Donc le groupe s'exécute et en aligne un deuxième dans la ligne de mire avec l'électrique et très rock "House of cards", survolté et appuyé par un refrain qui rend addict en moins de temps qu'il n'en faut pour le dire. Deux titres et déjà la moitié de la scène pop-rock anglo-saxonne à leurs pieds, les gaziers se chargent de l'autre avec "Asphalt call". La recette est désormais immuable mais d'une efficacité diabolique : on prend prend un diamant brut, on le taille avec une dextérité absolue suivant un tissu d'influences allant des Foo Fighters à Bloc Party en passant par les Biffy Clyro, We are Scientists et toute une flopée de formations anglo-saxonnes à succès ; et ensuite seulement on y ajoute la "SoV's touch" : soit ce mélange littéralement incandescent de power-pop survoltée ultra-efficace et de rock plus électrique au songwriting personnel.
Quasiment impossible de ne pas succomber, surtout que le groupe continue de titiller les enceintes avec un "Aurora" particulièrement efficace quoiqu'un peu classique dans l'écriture, puis avec "Tongue and blood", conclusion idéale pour un EP en forme de mini-collection de singles comme ceux auxquels le groupe nous a habitué depuis Pixel, soit énergisants et savoureux.
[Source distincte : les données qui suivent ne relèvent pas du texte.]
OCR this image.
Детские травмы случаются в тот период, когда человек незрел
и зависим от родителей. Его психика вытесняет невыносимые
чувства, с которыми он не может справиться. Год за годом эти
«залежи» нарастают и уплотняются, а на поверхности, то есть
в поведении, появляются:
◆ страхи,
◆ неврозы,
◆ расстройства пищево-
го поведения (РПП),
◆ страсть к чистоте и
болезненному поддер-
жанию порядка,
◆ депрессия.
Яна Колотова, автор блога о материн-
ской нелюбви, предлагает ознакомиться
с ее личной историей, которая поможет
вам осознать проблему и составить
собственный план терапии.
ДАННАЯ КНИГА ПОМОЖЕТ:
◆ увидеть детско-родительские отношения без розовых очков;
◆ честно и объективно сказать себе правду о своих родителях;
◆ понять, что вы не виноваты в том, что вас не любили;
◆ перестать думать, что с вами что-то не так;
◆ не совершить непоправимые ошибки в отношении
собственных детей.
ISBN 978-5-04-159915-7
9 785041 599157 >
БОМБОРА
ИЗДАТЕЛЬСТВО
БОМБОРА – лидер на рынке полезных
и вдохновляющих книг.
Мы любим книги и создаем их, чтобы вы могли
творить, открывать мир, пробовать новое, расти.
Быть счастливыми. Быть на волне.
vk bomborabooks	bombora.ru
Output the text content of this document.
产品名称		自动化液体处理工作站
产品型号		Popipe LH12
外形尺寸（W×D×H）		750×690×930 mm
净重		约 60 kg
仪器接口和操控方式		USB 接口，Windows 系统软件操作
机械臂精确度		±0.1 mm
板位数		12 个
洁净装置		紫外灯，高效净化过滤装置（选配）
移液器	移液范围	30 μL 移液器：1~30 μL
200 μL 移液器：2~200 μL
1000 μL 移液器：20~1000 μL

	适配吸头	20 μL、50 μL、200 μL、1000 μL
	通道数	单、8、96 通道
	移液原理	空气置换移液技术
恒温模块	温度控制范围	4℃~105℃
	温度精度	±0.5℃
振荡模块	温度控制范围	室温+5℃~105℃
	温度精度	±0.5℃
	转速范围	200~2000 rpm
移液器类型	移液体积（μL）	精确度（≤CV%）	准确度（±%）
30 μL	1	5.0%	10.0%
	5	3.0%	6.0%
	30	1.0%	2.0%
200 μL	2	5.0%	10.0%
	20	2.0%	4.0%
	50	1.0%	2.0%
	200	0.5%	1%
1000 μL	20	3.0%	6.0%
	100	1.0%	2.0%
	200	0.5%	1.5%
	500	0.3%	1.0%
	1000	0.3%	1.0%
Sans aucun doute la preuve d'une progression constante à mettre en parallèle à une trajectoire qu'on leur souhaite météoritique. En l'état, Slide On Venus pour de l'autoproduction, c'est quand même furieusement bien produit et le groupe, qui commence à tourner de plus en plus hors des frontières hexagonales ne semble plus qu'avoir une étape majeure à franchir : celle du premier album, fatalement attendu au tournant.